Proteolysis of hydrophobic helices is required for complete breakdown of every transmembrane protein trafficked to the lysosome and sustains high rates of endocytosis. However, the lysosomal mechanisms for degrading hydrophobic domains remain unknown. Combining lysosomal proteomics with functional genomic data mining, we identify Lysosomal Leucine Aminopeptidase (LyLAP; formerly Phospholipase B Domain-Containing 1) as the hydrolase most tightly associated with elevated endocytic activity. Untargeted metabolomics and biochemical reconstitution demonstrate that LyLAP is not a phospholipase, but a processive monoaminopeptidase with strong preference for N-terminal leucine - an activity necessary and sufficient for breakdown of hydrophobic transmembrane domains.

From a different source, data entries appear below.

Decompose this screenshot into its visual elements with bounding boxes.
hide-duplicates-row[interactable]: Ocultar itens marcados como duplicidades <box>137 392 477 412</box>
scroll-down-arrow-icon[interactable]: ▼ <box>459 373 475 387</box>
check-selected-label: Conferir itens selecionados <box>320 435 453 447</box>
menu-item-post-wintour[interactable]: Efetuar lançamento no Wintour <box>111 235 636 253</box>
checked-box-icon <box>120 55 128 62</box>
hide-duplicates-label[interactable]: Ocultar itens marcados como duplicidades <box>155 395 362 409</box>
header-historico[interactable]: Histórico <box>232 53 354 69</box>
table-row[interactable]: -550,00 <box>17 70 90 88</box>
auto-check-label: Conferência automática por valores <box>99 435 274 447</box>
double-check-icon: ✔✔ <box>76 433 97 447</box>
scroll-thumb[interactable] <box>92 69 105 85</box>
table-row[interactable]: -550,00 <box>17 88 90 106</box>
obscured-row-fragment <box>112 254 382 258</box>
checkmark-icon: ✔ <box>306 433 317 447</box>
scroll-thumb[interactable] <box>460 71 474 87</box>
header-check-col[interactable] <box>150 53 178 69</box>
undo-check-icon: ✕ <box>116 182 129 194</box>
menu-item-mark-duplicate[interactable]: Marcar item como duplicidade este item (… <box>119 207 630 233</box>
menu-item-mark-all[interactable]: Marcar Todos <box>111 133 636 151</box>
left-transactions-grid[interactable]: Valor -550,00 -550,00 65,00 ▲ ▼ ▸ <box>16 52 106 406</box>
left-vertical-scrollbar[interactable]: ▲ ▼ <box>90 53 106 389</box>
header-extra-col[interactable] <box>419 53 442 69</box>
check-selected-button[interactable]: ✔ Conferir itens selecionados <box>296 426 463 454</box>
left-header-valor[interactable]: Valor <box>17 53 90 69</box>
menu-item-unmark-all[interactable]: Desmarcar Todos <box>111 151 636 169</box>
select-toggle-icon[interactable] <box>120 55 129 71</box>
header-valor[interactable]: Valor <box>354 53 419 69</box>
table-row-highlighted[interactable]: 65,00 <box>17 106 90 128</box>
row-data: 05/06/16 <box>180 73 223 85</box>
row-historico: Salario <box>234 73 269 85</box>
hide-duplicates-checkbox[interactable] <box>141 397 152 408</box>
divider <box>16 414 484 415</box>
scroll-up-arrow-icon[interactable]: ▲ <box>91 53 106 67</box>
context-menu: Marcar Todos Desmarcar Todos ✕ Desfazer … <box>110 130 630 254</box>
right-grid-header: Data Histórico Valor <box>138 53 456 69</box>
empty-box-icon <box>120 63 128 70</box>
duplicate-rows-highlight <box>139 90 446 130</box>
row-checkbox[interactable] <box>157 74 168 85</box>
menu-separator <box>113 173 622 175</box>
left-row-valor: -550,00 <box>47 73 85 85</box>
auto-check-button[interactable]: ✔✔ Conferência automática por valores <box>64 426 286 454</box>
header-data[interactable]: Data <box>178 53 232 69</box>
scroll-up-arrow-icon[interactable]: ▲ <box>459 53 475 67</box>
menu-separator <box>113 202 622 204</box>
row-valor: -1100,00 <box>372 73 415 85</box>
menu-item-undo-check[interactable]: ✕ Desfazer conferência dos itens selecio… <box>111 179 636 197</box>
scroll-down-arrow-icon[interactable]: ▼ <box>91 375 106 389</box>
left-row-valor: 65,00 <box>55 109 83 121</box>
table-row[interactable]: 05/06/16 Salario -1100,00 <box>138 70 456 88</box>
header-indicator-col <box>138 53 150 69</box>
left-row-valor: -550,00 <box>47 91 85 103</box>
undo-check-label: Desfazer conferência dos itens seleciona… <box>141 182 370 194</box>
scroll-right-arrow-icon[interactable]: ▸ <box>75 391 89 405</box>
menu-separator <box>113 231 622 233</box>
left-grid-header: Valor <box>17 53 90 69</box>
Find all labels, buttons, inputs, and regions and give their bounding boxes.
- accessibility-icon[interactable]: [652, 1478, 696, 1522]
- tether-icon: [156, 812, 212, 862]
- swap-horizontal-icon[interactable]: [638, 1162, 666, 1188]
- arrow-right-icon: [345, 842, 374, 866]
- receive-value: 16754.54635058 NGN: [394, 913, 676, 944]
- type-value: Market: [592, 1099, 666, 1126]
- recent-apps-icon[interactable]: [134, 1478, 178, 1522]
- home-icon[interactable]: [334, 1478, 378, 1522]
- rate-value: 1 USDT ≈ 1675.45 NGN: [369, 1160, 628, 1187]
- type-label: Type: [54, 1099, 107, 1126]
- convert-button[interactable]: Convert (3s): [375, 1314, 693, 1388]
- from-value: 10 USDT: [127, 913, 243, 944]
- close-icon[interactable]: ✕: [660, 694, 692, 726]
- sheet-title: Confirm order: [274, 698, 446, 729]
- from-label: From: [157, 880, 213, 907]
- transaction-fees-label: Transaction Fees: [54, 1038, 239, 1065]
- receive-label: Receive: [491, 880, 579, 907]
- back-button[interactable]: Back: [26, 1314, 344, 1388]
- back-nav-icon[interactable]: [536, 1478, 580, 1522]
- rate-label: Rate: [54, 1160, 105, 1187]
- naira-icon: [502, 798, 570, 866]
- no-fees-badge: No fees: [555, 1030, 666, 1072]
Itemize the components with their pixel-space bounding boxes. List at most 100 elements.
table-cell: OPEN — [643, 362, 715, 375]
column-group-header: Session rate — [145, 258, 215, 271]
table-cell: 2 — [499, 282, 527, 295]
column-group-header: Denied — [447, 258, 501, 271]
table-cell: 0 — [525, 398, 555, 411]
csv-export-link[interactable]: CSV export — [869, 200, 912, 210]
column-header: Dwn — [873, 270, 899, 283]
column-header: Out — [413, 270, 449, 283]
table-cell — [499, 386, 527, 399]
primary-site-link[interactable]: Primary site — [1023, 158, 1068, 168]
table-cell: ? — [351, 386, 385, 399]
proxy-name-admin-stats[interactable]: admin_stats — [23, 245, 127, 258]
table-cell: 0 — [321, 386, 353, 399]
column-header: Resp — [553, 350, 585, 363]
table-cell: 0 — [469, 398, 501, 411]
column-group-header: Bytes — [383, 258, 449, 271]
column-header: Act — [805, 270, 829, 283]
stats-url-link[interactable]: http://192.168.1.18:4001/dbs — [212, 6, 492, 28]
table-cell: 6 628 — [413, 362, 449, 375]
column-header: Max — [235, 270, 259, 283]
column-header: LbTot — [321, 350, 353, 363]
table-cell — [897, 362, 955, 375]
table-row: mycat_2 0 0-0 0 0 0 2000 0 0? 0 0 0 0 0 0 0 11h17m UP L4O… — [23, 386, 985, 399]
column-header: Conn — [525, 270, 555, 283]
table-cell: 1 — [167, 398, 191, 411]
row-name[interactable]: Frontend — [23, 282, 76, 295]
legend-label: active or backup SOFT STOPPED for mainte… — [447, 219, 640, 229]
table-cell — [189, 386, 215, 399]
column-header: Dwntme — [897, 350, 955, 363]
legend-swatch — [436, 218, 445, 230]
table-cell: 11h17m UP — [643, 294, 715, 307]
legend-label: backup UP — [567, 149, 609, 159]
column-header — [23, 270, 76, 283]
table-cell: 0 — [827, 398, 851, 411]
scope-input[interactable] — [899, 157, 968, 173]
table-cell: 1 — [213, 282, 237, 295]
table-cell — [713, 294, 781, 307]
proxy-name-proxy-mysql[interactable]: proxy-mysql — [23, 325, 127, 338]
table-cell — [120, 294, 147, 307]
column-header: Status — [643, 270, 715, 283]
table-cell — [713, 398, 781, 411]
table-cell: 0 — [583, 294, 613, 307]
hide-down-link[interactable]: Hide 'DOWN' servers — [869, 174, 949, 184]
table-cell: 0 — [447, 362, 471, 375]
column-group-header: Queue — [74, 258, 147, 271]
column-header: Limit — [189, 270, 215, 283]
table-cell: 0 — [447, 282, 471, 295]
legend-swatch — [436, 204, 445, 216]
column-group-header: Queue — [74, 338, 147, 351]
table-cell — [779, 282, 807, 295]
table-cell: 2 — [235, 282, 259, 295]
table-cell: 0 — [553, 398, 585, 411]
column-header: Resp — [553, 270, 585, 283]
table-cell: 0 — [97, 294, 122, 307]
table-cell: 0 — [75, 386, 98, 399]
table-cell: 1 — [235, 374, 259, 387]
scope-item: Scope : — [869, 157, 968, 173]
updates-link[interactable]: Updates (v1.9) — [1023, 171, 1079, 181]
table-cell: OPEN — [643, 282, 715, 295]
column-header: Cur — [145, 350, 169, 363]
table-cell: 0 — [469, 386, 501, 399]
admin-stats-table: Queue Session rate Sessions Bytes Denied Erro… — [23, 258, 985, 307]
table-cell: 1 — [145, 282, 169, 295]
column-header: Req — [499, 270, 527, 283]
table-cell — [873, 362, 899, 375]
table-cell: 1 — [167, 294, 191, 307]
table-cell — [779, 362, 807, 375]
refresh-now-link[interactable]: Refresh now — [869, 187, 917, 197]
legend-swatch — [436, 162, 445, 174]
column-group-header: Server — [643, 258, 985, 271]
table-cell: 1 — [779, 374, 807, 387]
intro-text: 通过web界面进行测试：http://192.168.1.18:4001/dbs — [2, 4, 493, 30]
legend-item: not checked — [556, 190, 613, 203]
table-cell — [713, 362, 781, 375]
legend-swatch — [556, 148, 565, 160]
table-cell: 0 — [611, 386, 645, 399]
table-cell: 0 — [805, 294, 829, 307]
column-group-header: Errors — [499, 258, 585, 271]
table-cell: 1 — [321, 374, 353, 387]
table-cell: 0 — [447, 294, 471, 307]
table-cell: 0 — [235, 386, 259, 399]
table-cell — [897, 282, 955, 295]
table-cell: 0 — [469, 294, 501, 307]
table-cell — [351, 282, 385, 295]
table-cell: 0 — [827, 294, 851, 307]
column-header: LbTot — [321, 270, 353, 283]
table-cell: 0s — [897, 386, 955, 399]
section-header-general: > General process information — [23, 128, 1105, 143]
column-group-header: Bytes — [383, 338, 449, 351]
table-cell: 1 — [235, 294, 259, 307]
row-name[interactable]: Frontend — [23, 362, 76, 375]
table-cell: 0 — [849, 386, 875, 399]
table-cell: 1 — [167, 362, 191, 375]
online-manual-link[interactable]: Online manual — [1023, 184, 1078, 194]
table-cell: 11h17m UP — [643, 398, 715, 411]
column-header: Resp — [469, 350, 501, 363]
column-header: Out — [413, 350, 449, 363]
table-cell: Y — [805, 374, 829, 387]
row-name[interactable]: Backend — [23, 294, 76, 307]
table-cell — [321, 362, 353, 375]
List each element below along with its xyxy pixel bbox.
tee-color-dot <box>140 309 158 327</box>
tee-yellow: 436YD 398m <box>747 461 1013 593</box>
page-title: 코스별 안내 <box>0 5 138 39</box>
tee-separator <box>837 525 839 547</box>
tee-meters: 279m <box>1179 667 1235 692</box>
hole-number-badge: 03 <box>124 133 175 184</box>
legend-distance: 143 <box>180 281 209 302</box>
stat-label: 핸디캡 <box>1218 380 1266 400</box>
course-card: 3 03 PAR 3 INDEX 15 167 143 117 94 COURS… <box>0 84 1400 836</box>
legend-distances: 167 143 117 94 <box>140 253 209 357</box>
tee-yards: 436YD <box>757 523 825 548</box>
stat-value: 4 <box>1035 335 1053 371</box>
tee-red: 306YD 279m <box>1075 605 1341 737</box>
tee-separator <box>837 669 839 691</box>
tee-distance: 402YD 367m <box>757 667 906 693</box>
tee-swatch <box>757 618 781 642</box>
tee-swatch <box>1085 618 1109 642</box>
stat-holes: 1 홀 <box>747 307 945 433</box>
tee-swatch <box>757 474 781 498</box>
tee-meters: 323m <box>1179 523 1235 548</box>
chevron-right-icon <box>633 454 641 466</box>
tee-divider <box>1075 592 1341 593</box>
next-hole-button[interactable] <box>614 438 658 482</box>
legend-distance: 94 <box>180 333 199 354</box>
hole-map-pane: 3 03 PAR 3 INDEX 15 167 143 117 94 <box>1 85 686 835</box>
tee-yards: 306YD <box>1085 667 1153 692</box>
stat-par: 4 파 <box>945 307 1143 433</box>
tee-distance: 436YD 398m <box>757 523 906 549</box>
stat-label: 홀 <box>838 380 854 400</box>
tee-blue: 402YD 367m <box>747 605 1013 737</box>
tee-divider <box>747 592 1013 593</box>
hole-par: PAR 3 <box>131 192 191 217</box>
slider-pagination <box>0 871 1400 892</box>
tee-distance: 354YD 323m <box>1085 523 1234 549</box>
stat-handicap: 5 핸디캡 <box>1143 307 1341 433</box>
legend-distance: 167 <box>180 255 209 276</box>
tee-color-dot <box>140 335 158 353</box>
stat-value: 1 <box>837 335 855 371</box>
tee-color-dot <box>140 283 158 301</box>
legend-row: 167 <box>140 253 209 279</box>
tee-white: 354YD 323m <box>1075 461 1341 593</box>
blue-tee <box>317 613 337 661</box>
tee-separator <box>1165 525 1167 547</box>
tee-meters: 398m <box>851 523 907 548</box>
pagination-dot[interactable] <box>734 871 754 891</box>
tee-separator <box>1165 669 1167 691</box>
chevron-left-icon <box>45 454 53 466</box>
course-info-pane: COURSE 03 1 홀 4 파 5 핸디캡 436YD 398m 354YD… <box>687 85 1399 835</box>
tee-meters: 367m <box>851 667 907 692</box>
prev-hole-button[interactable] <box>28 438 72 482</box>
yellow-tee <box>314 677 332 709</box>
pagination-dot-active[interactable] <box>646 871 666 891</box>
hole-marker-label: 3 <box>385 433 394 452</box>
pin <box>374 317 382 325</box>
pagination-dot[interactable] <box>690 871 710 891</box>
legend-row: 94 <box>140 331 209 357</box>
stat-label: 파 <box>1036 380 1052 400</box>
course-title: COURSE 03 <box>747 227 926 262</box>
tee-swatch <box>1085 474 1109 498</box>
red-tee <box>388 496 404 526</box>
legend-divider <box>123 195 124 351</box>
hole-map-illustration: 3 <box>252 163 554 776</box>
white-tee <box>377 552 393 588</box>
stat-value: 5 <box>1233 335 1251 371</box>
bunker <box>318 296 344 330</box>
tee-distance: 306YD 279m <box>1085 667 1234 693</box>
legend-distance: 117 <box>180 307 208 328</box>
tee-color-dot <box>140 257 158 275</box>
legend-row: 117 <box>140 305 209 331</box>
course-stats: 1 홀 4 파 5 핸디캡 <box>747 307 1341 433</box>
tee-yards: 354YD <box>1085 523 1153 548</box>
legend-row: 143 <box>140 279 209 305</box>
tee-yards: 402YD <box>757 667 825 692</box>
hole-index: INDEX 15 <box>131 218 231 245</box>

LyLAP is upregulated in pancreatic ductal adenocarcinoma (PDA), which relies on macropinocytosis for nutrient uptake, and its ablation led to buildup of undigested hydrophobic peptides, which compromised lysosomal membrane integrity and inhibited PDA cell growth. Thus, LyLAP enables lysosomal degradation of membrane proteins, and may represent a vulnerability in highly endocytic cancer cells.

One sentence summary: LyLAP degrades transmembrane proteins to sustain high endocytosis and lysosomal membrane stability in pancreatic cancer.